Collagen triple helices aggregate in a staggered fashion to form strong, insoluble fibers. The strength and rigidity of collagen fibers result in part from covalent cross-links. The groups of the side chains of some lysine and hydroxylysine residues are converted enzymatically to aldehyde groups producing allysine and hydroxyallysine residues. Allysine residues (and their hydroxy derivatives) react with the side chains of lysine and hydroxylysine residues to form Schiff bases, complexes formed between carbonyl groups and amines. These Schiff bases usually form between collagen molecules.

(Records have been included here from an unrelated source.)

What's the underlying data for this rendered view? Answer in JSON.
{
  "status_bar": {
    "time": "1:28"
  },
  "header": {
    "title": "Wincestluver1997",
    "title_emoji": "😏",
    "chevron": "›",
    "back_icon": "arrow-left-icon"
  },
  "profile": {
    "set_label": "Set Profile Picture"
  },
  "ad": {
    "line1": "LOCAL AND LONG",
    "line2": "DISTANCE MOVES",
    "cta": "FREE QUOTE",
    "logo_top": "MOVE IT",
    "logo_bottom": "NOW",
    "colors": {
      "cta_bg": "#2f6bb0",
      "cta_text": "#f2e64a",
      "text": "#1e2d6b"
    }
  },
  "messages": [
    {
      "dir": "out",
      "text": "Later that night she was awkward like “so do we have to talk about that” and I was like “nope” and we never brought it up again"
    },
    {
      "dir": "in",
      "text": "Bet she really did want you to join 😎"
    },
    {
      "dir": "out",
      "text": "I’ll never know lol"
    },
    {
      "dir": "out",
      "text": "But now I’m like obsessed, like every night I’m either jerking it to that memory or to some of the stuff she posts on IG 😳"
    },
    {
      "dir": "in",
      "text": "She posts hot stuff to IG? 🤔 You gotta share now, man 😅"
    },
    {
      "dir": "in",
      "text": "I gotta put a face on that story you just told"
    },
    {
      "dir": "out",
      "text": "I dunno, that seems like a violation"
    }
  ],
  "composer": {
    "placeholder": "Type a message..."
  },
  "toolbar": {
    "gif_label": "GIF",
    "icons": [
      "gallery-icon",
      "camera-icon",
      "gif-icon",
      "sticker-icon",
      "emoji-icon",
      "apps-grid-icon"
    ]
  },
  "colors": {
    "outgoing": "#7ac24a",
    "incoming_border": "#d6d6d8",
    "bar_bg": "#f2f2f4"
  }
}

Collagen molecules associate to form long thick fibres with a characteristic banded appearance. These thick fibres confer strength and flexibility to many tissues.

(Collagen molecular image originally produced by J.W. Schmidt for Wikepedia. GNU Free Documentation License)

(Text from Horton et al. Principles of Biochemistry 4th ed.© Pearson Prentice Hall, Inc.)


  1. Laurence...wonderful information. this was very useful in my own biochemistry course.

  2. I found this article very useful and relevant to a paper I had to write for my own biochemistry class. Great work.
    Thanks again.

  3. Can i ask something ? Well, can you get collagen from aquatic animals? i mean, marine collagen ?

  4. Thank you so much for this entry professor. It is just simple enough to explain the biochemical properties of collagen without delving too deep.

  5. Thanks. The article explained interchain bonding much better than my professor.